Solder heat resistance test is conducted at 260 ℃ for MCL with double-sided etching.
After 20 seconds of immersion in the solder, the appearance was visually evaluated, and those without blisters were OK and those with blisters were NG.

The gel time of the prepreg was measured at 160 ° C, and the storage stability of the prepreg was evaluated by measuring the gel time of the prepreg immediately after coating and the prepreg after storage at 20 ° C / 40% RH for 60 days. The results are shown in Table 1.
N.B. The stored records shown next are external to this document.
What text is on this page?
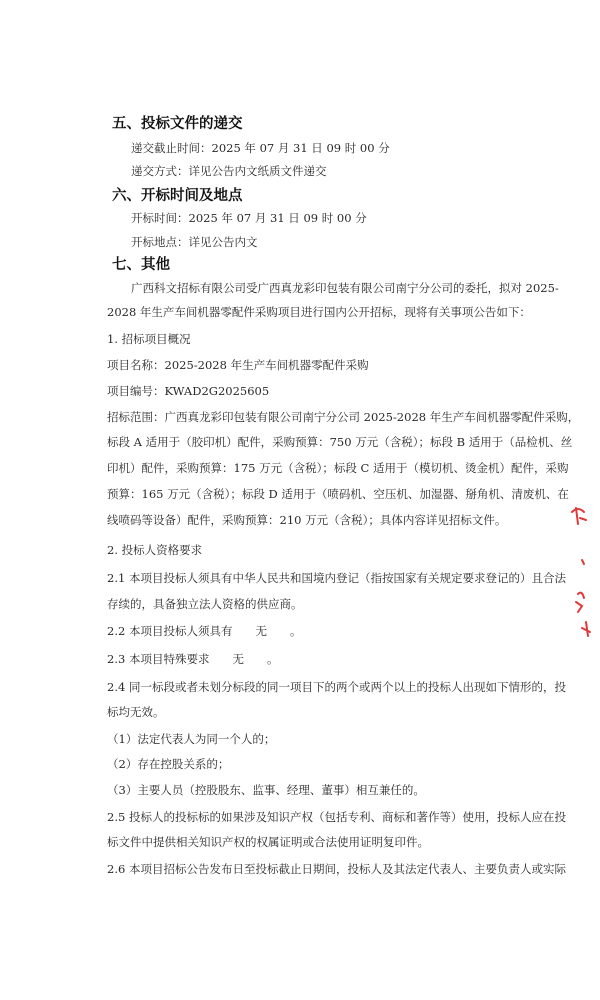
五、投标文件的递交
递交截止时间：2025 年 07 月 31 日 09 时 00 分
递交方式：详见公告内文纸质文件递交
六、开标时间及地点
开标时间：2025 年 07 月 31 日 09 时 00 分
开标地点：详见公告内文
七、其他
广西科文招标有限公司受广西真龙彩印包装有限公司南宁分公司的委托，拟对 2025-
2028 年生产车间机器零配件采购项目进行国内公开招标，现将有关事项公告如下：
1. 招标项目概况
项目名称：2025-2028 年生产车间机器零配件采购
项目编号：KWAD2G2025605
招标范围：广西真龙彩印包装有限公司南宁分公司 2025-2028 年生产车间机器零配件采购，
标段 A 适用于（胶印机）配件，采购预算：750 万元（含税）；标段 B 适用于（品检机、丝
印机）配件，采购预算：175 万元（含税）；标段 C 适用于（模切机、烫金机）配件，采购
预算：165 万元（含税）；标段 D 适用于（喷码机、空压机、加湿器、掰角机、清废机、在
线喷码等设备）配件，采购预算：210 万元（含税）；具体内容详见招标文件。
2. 投标人资格要求
2.1 本项目投标人须具有中华人民共和国境内登记（指按国家有关规定要求登记的）且合法
存续的，具备独立法人资格的供应商。
2.2 本项目投标人须具有　　无　　。
2.3 本项目特殊要求　　无　　。
2.4 同一标段或者未划分标段的同一项目下的两个或两个以上的投标人出现如下情形的，投
标均无效。
（1）法定代表人为同一个人的；
（2）存在控股关系的；
（3）主要人员（控股股东、监事、经理、董事）相互兼任的。
2.5 投标人的投标标的如果涉及知识产权（包括专利、商标和著作等）使用，投标人应在投
标文件中提供相关知识产权的权属证明或合法使用证明复印件。
2.6 本项目招标公告发布日至投标截止日期间，投标人及其法定代表人、主要负责人或实际
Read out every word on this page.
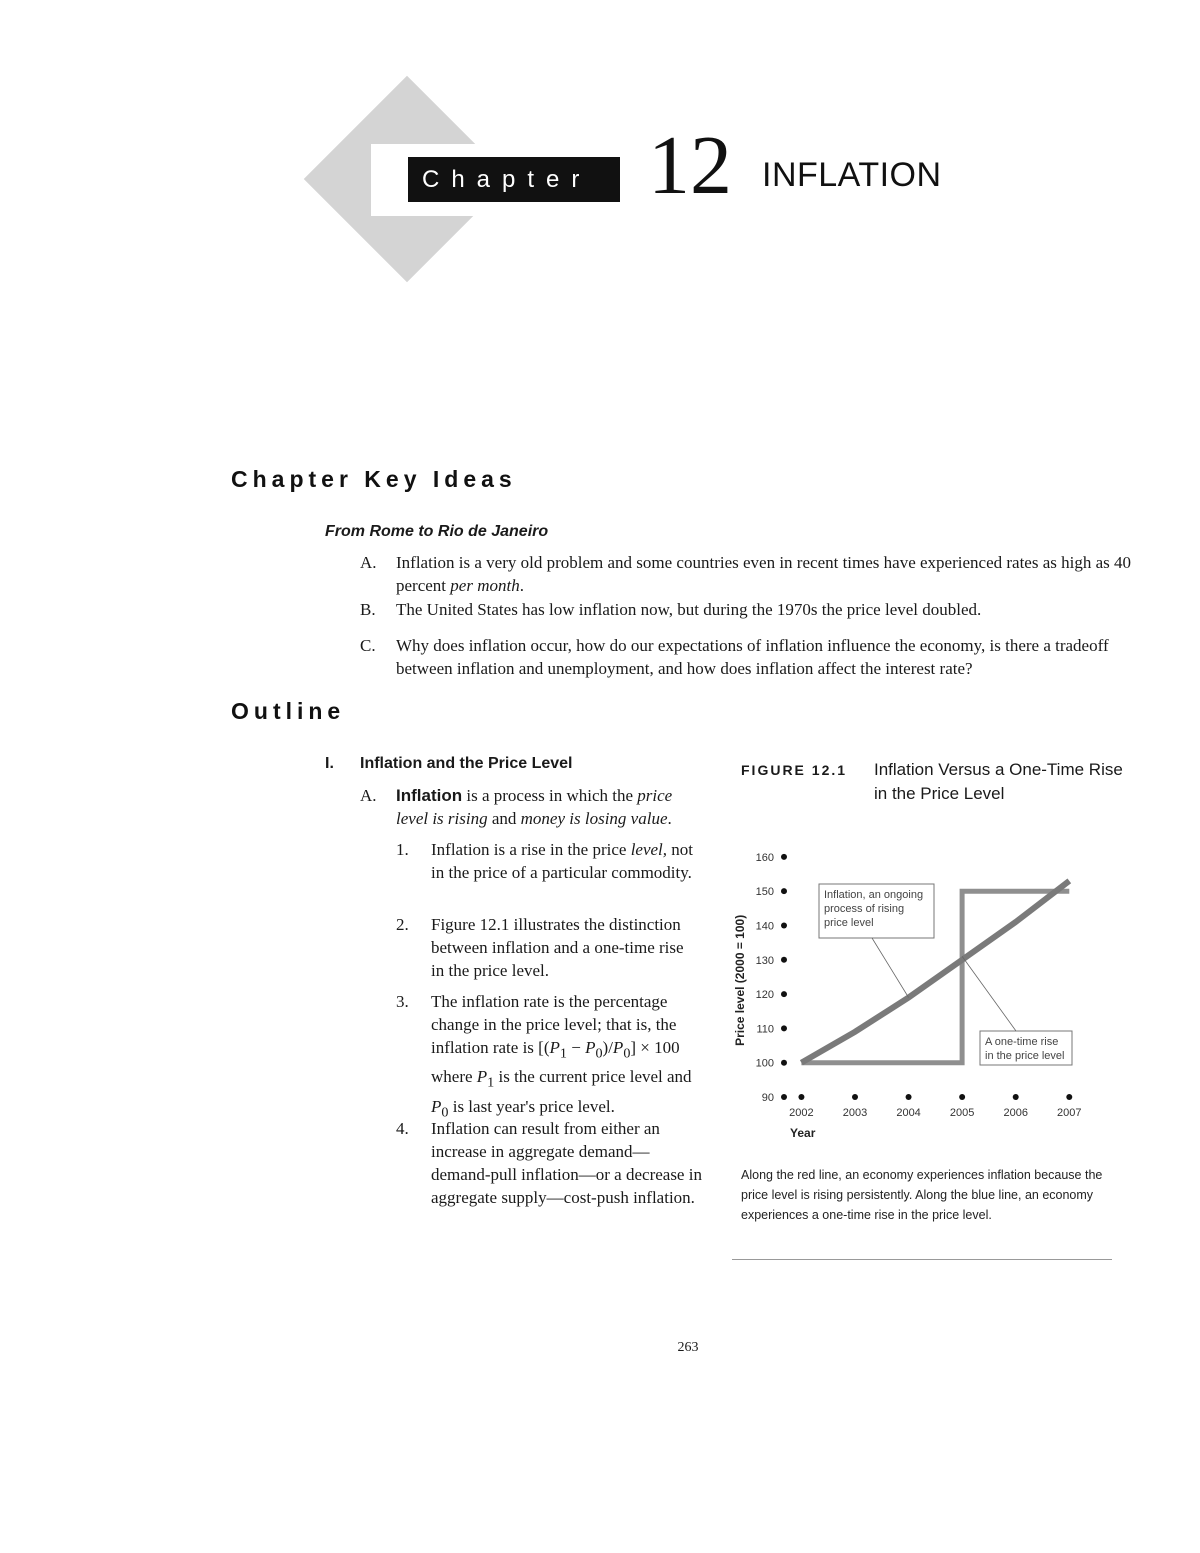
Chapter 12 INFLATION
Chapter Key Ideas
From Rome to Rio de Janeiro
A. Inflation is a very old problem and some countries even in recent times have experienced rates as high as 40 percent per month.
B. The United States has low inflation now, but during the 1970s the price level doubled.
C. Why does inflation occur, how do our expectations of inflation influence the economy, is there a tradeoff between inflation and unemployment, and how does inflation affect the interest rate?
Outline
I. Inflation and the Price Level
A. Inflation is a process in which the price level is rising and money is losing value.
1. Inflation is a rise in the price level, not in the price of a particular commodity.
2. Figure 12.1 illustrates the distinction between inflation and a one-time rise in the price level.
3. The inflation rate is the percentage change in the price level; that is, the inflation rate is $[(P_1 - P_0)/P_0] \times 100$ where $P_1$ is the current price level and $P_0$ is last year's price level.
4. Inflation can result from either an increase in aggregate demand—demand-pull inflation—or a decrease in aggregate supply—cost-push inflation.
FIGURE 12.1 Inflation Versus a One-Time Rise in the Price Level
90
100
110
120
130
140
150
160
2002	2003	2004	2005	2006	2007
Year
Price level (2000 = 100)
Inflation, an ongoing
process of rising
price level
A one-time rise
in the price level
Along the red line, an economy experiences inflation because the price level is rising persistently. Along the blue line, an economy experiences a one-time rise in the price level.
263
Examples 1 to 1 containing bisphenol A novolac resin
4 and Comparative Example 1 did not cause continuity breakdown even after 100 days, and showed higher insulating properties than Comparative Example 2 which is a dicyandiamide curing system. Above all, in Examples 1 and 4 in which the bisphenol-based antioxidant was blended, the insulation resistance on the 100th day was higher than in Comparative Example 1, and the long-term insulation characteristics were excellent.

[Effects of the Invention] As is clear from the above description, the prepreg for a printed wiring board of the present invention suppresses the occurrence of metal migration and improves the electrical insulation characteristics as compared with the conventional prepreg.

 ─────────────────────────────────────────────────── ─── Continuation of front page (56) References JP-A-60-260627 (JP, A) JP-A-54-127458 (JP, A) JP-A-61-272243 (JP, A)

Claims (2)

[Claims] 1. An epoxy resin containing (a) a glycidyl ether of a polycondensation product of bisphenol A or bisphenol F and formaldehyde, (b) a polycondensation product of bisphenol A and formaldehyde, (c) a curing accelerator, d) Any one or more of a phenolic antioxidant or a sulfur organic compound antioxidant and (e) a varnish containing a solvent as an essential component are impregnated into a glass cloth or a glass non-woven fabric, and then dried. Manufacturing method of prepreg for printed wiring board. 2. The method for producing a prepreg for a printed wiring board according to claim 1, wherein the phenol-based antioxidant (d) is a bisphenol-based antioxidant.